サッセンは、2016年に福岡県北九州市で生まれた競技。センサー付きのサッセン刀を使って戦うという内容で、デジタルスポーツの一種として徐々に人気を高めている。
サッセンは父である風林火山武術道場の師範、本村隆昌さんの長年の構想を基に生まれた競技で、息子・隆馬さんと二人三脚で広めている。
「サッセンの名前の由来は、颯爽と風を切るさまという意味である“颯然”と宮本武蔵の二天一流剣術“指先(さっせん)”という言葉をヒントに考えたものです。動きの基本は、護身術が基になっています。人を傷つけず、怪我をさせない武術を追求した結果生まれたのがこの競技です」(隆馬さん)
競技に使用されるサッセン刀は、度重なる開発を経て生まれたもの。これまでにさまざまな素材を試し、センサーによる当たり判定が可能になった。
「当たった時の音や感触がいいものを探して100本以上試作を作り、ポリエチレン素材に辿り着きました。そして、一番の課題は、当たり判定の正確さでした。人の目には限界があるので、これが難題だったんです。偶然にも理工系の優秀な友人がいたので、機械判定の仕組みを相談しました。それで生まれたのがセンサー付きのサッセン刀なんです」(隆馬さん)
対戦は、1対1で一礼から始まる。1分間で、相手の頭部以外にサッセン刀を当て、2本先取した方が勝ちとなる。
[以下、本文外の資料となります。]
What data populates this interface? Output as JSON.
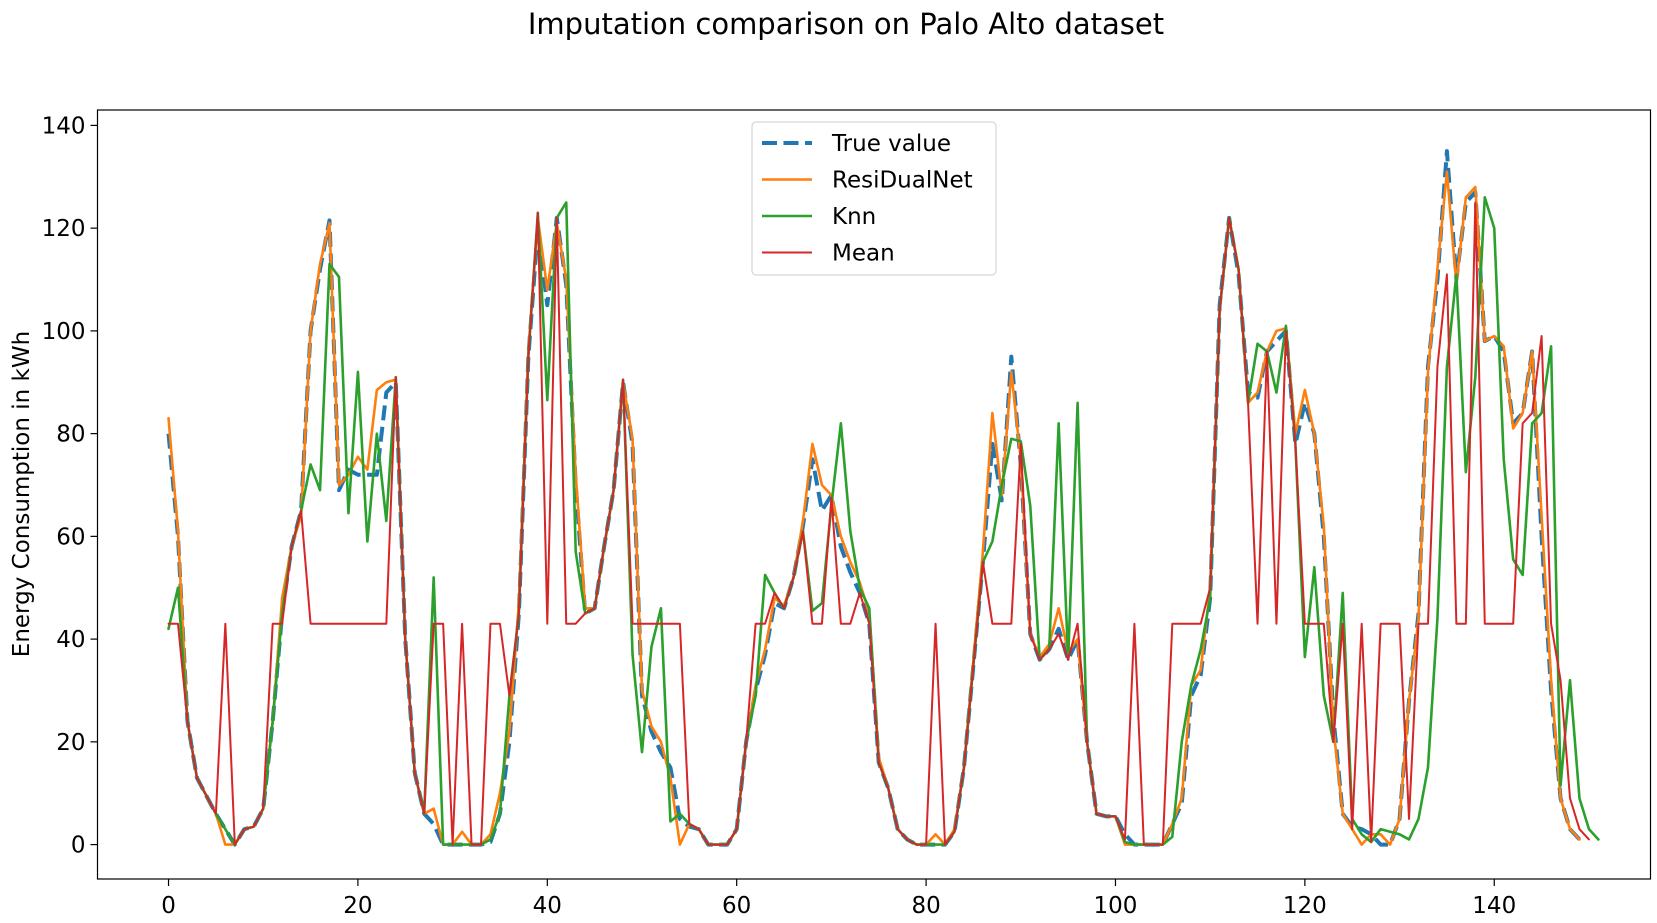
{
  "chart_data": {
    "type": "line",
    "title": "Imputation comparison on Palo Alto dataset",
    "xlabel": "",
    "ylabel": "Energy Consumption in kWh",
    "xlim": [
      -7.5,
      156.5
    ],
    "ylim": [
      -6.7,
      143
    ],
    "xticks": [
      0,
      20,
      40,
      60,
      80,
      100,
      120,
      140
    ],
    "yticks": [
      0,
      20,
      40,
      60,
      80,
      100,
      120,
      140
    ],
    "legend_position": "upper center",
    "series": [
      {
        "name": "True value",
        "color": "#1f77b4",
        "style": "dashed",
        "values": [
          80,
          60,
          24,
          13,
          9.5,
          6,
          3,
          0,
          3,
          3.5,
          7,
          24,
          45,
          58,
          65,
          100,
          112,
          121.5,
          69,
          73,
          72,
          72,
          72,
          88,
          90,
          40,
          14,
          6,
          4,
          0,
          0,
          0,
          0,
          0,
          0.5,
          6,
          20,
          45,
          95,
          120,
          105,
          122,
          109,
          70,
          45,
          46,
          58,
          69,
          90,
          78,
          29,
          22,
          18,
          15,
          5,
          3.5,
          3,
          0,
          0,
          0,
          3,
          20,
          30,
          37,
          47,
          46,
          52,
          62,
          75,
          65,
          68,
          58,
          53,
          49,
          43,
          16,
          11,
          3,
          1,
          0,
          0,
          0,
          0,
          2.5,
          15,
          35,
          55,
          78,
          67,
          95,
          74,
          41,
          36,
          38,
          42,
          36,
          40,
          20,
          6,
          5.5,
          5.5,
          2,
          0,
          0,
          0,
          0,
          4,
          8,
          29,
          33,
          48,
          105,
          122,
          111,
          88,
          87,
          96,
          98,
          100,
          78,
          86,
          80,
          60,
          25,
          6,
          3.5,
          3,
          2,
          0,
          0,
          5,
          28,
          45,
          93,
          110,
          135,
          110,
          125,
          127,
          98,
          99,
          96,
          82,
          84,
          96,
          60,
          30,
          9,
          3,
          1
        ]
      },
      {
        "name": "ResiDualNet",
        "color": "#ff7f0e",
        "style": "solid",
        "values": [
          83,
          61,
          24,
          13,
          9.5,
          6,
          0,
          0,
          3,
          3.5,
          7,
          24,
          48,
          58,
          64,
          100,
          113,
          121,
          70,
          72,
          75.5,
          73,
          88.5,
          90,
          90.5,
          40,
          14,
          6,
          7,
          0,
          0,
          2.5,
          0,
          0,
          2,
          10,
          22,
          47,
          96,
          122,
          108,
          121,
          110,
          72,
          46,
          46,
          58,
          69,
          90,
          79,
          30,
          23,
          20,
          13,
          0,
          4,
          3,
          0,
          0,
          0,
          3,
          20,
          31,
          38,
          48,
          46.5,
          52,
          63,
          78,
          70,
          68,
          60,
          55,
          51,
          45,
          17,
          11,
          3,
          1,
          0,
          0,
          2,
          0,
          3,
          15,
          36,
          57,
          84,
          68,
          92,
          75,
          41,
          36.5,
          39,
          46,
          37.5,
          40,
          20,
          6,
          5.5,
          5.5,
          0,
          0,
          0,
          0,
          0,
          4,
          9,
          31,
          34,
          50,
          104,
          122,
          112,
          86,
          88,
          96,
          100,
          100.5,
          80,
          88.5,
          80,
          62,
          23,
          6,
          3,
          0,
          2,
          2,
          0,
          5,
          28,
          44,
          92,
          112,
          131,
          109,
          126,
          128,
          98,
          99,
          97,
          81,
          84,
          96,
          64,
          32,
          9,
          3,
          1
        ]
      },
      {
        "name": "Knn",
        "color": "#2ca02c",
        "style": "solid",
        "values": [
          42,
          50,
          24,
          13,
          9.5,
          6,
          3,
          0,
          3,
          3.5,
          7,
          24,
          45,
          58,
          65,
          74,
          69,
          113,
          110.5,
          64.5,
          92,
          59,
          80,
          63,
          91,
          40,
          14,
          6,
          52,
          0,
          0,
          0,
          0,
          0,
          1,
          6,
          29,
          45,
          95,
          123,
          86.5,
          122,
          125,
          57,
          45,
          46,
          58,
          69,
          90.5,
          37,
          18,
          38.5,
          46,
          4.5,
          6,
          4,
          3,
          0,
          0,
          0,
          3,
          20,
          29,
          52.5,
          49,
          46,
          52,
          61,
          45.5,
          47,
          66,
          82,
          61,
          50,
          46,
          16,
          11,
          3,
          1,
          0,
          0,
          0,
          0,
          2.5,
          15,
          35,
          55,
          59,
          70,
          79,
          78.5,
          66,
          36,
          38,
          82,
          36,
          86,
          20,
          6,
          5.5,
          5.5,
          0.5,
          0,
          0,
          0,
          0,
          1.5,
          20,
          31,
          38,
          48,
          104,
          122,
          112,
          86,
          97.5,
          96,
          88,
          101,
          78,
          36.5,
          54,
          29,
          20,
          49,
          5,
          2,
          0.5,
          3,
          2.5,
          2,
          1,
          5,
          15,
          44,
          93,
          111,
          72.5,
          91,
          126,
          120,
          75,
          55.5,
          52.5,
          82,
          84,
          97,
          11.5,
          32,
          9,
          3,
          1
        ]
      },
      {
        "name": "Mean",
        "color": "#d62728",
        "style": "solid",
        "values": [
          43,
          43,
          24,
          13,
          9.5,
          6,
          43,
          0,
          3,
          3.5,
          7,
          43,
          43,
          58,
          65,
          43,
          43,
          43,
          43,
          43,
          43,
          43,
          43,
          43,
          91,
          40,
          14,
          6,
          43,
          43,
          0,
          43,
          0,
          0,
          43,
          43,
          29,
          45,
          95,
          123,
          43,
          122,
          43,
          43,
          45,
          46,
          58,
          69,
          90.5,
          43,
          43,
          43,
          43,
          43,
          43,
          4,
          3,
          0,
          0,
          0,
          3,
          20,
          43,
          43,
          49,
          46,
          52,
          61,
          43,
          43,
          67.5,
          43,
          43,
          49,
          43,
          16,
          11,
          3,
          1,
          0,
          0,
          43,
          0,
          2.5,
          15,
          35,
          55,
          43,
          43,
          43,
          78,
          41,
          36,
          38,
          41,
          36,
          43,
          20,
          6,
          5.5,
          5.5,
          1,
          43,
          0,
          0,
          0,
          43,
          43,
          43,
          43,
          50,
          104,
          122,
          112,
          86,
          43,
          96,
          43,
          100,
          78,
          43,
          43,
          43,
          20,
          43,
          3,
          43,
          0.5,
          43,
          43,
          43,
          5,
          43,
          43,
          93,
          111,
          43,
          43,
          125,
          43,
          43,
          43,
          43,
          82,
          84,
          99,
          43,
          32,
          9,
          3,
          1
        ]
      }
    ]
  }
}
舞台は5×7mのスペースで、場外に出た場合は相手にポイント(1本)が入る。
「最大の特徴は、攻撃回数が5打と制限されていることなんです。空振りすると加速度センサーが反応して刀が緑色になり、かつ両サイドの審判がカウントしています。サッセン刀の空振りや相手の刀に当たった場合も一打にカウントされます。この制限がないとやみくもな叩き合いになってしまうんです(笑)」(隆馬さん)
サッセンの試合では、この5打をどのタイミングで使うかが重要になる。
「例えば、相手に攻撃させといて攻撃回数が減った時にカウンターを狙うというような戦術も取れますね。そしてサッセンの魅力は、センサーによる極めて公平な当たり判定です。スマホやタブレットがサッセン刀のセンサーに連動しているので、当たり判定が即座に分かります。0.025秒以内の相打ちは、鍔迫り合いの“キーン”という音がして両者共にポイントが入らない仕組みです」(隆馬さん)
サッセンは、サッセン刀、プレイヤー2人、そしてスマホさえあればどこでもできる。当たり判定はスマホがやってくれるので、公平にジャッジできるのも魅力だ。
「サッセンは、子供たちにも安全に楽しめますし、大人でも集中力や瞬発力が養えます。現在は月1ペースで大会を開いていますが、意外と子供が強かったり、年配者の方が勝ったりするんです。競技者はさまざまで、例えば、剣道、フェンシング、総合格闘技など、幅広いスポーツ経験者たち同士の対決は興味深いですね」(隆馬さん)
サッセンは、競技としての魅力もさることながら、実はサッセン刀のセンサーを活かした別のレクリエーションも楽しむことができる。センサーを使ったスイカ割りやイライラ棒など、センサー技術を活用したレクリエーションが考案されている。
公式サイトでは、大会情報や体験会の予約のほか、サッセン刀の予約販売・レンタル・リースも行っている。また、イベントや出張の体験会も随時募集中。人を傷つけず、怪我をさせないデジタルを活かした剣術。楽しくカラダを動かしたいときの選択肢として覚えておきたい。